August 9, 2010 at 12:27 pm
Hello,
I have a requirement that customers can be searched based on various criteria. That is fine and can be done easily but the difficult part is, please see below:
Lets say customers can be searched by their lastname, firstname provided the user enters atleast 2 characters to minimize the results.
if the user enters 'sm' in the LastName then the results should look like this.
1. all the LastNames starts with 'sm%' should be listed first
3. all the LastNames contains the search criteria in the middle should list next
5. all the LastNames contains the search criteria in the last should list next
So the result should look something like this:
Smith, John
Smith, Patrick
GoldSmith, Vincent
Blacksmith, John
...
Can this be done in once single query?
Any help would be greatly appreciated.
Thanks in advance,
August 9, 2010 at 12:39 pm
I'd recommend a UNION of 3 separate SELECT statements to get the order that you want. You can add a SortOrder column to guarantee the order is right. Something like:
SELECT LastName, FirstName, 1 as SortOrder
FROM Table
WHERE [your where clause for this one]
UNION
SELECT LastName, FirstName, 2 as SortOrder
FROM Table
WHERE [your where clause for this one]
UNION
SELECT LastName, FirstName, 3 as SortOrder
FROM Table
WHERE [your where clause for this one]
ORDER BY SortOrder
You could also do a WITH/SELECT statement, but that's a bit trickier in my opinion. Does it have to be a single SELECT statement?
August 9, 2010 at 12:52 pm
create table #tbltest (firstname varchar(20),lastname varchar(20))
insert into #tbltest(firstname, lastname) values('smith','john')
insert into #tbltest(firstname, lastname) values('smith','john')
insert into #tbltest(firstname, lastname) values('tsmith','john')
insert into #tbltest(firstname, lastname) values('tsmith','john')
insert into #tbltest(firstname, lastname) values('ttsmith','john')
insert into #tbltest(firstname, lastname) values('ttsmith','john')
select * from #tbltest where firstname like '%sm%' order by firstname asc
Results...
smithjohn
smithjohn
tsmithjohn
tsmithjohn
ttsmithjohn
ttsmithjohn
-Jit
August 9, 2010 at 12:53 pm
I would probably use PATINDEX(). Something like
DECLARE @search CHAR(2)
SET @search='sm';
WITH tab AS
(
SELECT 'Smith' AS lastname, 'John' AS firstname UNION ALL
SELECT 'GoldSmith', 'Vincent' UNION ALL
SELECT 'Smith', 'Patrick' UNION ALL
SELECT 'Blacksmith', 'John'
)
SELECT *
FROM tab
WHERE lastname LIKE '%'+@search+'%'
ORDER BY PATINDEX ( '%'+@search+'%' , lastname )
Side note: due to the search condition (a wildcard search) you'll end up with a table/index scan... Also, if you really need to consider start/middle/end of the string as a sort criteria you might have to change the ORDER BY clause to
ORDER BY PATINDEX ( '%'+@search+'%' , lastname )/(LEN(lastname) +0.00)

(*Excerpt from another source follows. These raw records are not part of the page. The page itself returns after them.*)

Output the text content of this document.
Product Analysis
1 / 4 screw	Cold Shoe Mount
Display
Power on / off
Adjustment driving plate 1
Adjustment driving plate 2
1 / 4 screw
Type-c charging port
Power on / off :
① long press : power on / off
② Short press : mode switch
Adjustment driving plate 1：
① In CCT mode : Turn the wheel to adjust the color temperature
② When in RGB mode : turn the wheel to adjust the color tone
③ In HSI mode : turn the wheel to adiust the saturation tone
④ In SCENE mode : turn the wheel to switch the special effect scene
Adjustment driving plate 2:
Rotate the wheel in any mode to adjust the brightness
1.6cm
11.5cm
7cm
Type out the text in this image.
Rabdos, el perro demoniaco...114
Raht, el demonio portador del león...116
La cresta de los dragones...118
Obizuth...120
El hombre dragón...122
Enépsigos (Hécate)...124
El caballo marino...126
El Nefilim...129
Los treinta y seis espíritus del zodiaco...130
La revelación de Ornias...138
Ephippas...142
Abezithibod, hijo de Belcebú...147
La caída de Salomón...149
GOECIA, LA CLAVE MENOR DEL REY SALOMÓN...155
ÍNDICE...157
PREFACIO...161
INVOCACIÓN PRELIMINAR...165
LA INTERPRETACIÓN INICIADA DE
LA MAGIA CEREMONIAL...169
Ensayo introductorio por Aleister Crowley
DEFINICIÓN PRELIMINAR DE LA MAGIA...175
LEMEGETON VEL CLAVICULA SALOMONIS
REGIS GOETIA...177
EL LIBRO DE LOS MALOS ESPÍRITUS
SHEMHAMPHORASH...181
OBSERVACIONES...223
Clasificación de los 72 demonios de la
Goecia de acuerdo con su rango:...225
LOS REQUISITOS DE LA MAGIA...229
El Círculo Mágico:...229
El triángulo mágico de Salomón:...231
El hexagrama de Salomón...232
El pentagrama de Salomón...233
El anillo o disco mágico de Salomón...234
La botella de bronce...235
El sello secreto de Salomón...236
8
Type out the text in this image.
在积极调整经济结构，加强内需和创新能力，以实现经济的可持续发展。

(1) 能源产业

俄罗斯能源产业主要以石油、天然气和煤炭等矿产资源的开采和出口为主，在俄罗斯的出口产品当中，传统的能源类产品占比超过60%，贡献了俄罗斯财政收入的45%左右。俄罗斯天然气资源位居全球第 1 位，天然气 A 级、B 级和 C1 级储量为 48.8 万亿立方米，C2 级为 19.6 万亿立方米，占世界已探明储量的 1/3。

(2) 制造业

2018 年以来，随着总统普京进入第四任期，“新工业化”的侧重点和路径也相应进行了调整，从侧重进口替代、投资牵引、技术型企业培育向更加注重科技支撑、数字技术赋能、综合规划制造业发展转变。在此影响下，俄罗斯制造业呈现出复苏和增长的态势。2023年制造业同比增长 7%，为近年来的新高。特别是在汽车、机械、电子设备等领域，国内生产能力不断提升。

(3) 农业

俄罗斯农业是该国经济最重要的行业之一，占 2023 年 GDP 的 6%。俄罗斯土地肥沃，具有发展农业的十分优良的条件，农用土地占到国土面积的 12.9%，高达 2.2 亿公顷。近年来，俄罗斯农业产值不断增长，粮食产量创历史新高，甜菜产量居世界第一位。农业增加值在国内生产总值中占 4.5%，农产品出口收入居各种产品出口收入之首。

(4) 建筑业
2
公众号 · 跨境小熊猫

Otherwise you'll get the result sorted by absolute and not relative position.
August 10, 2010 at 6:35 am
That is exactly what i was looking for. Thank you very much Lutz. I know it can be done because I have seen somebody doing at somewhere like 3 years back in 2005 but totally forgot what was it. I think i saw that on some blog but could not find it.
Hey, I don't worry about the Table Scan now and don't have time to compare the performance between having this query and having multiple queries but at some point i will be doing it and see which one is more efficient.
Thank you for everyone input. Greatly appreciate it.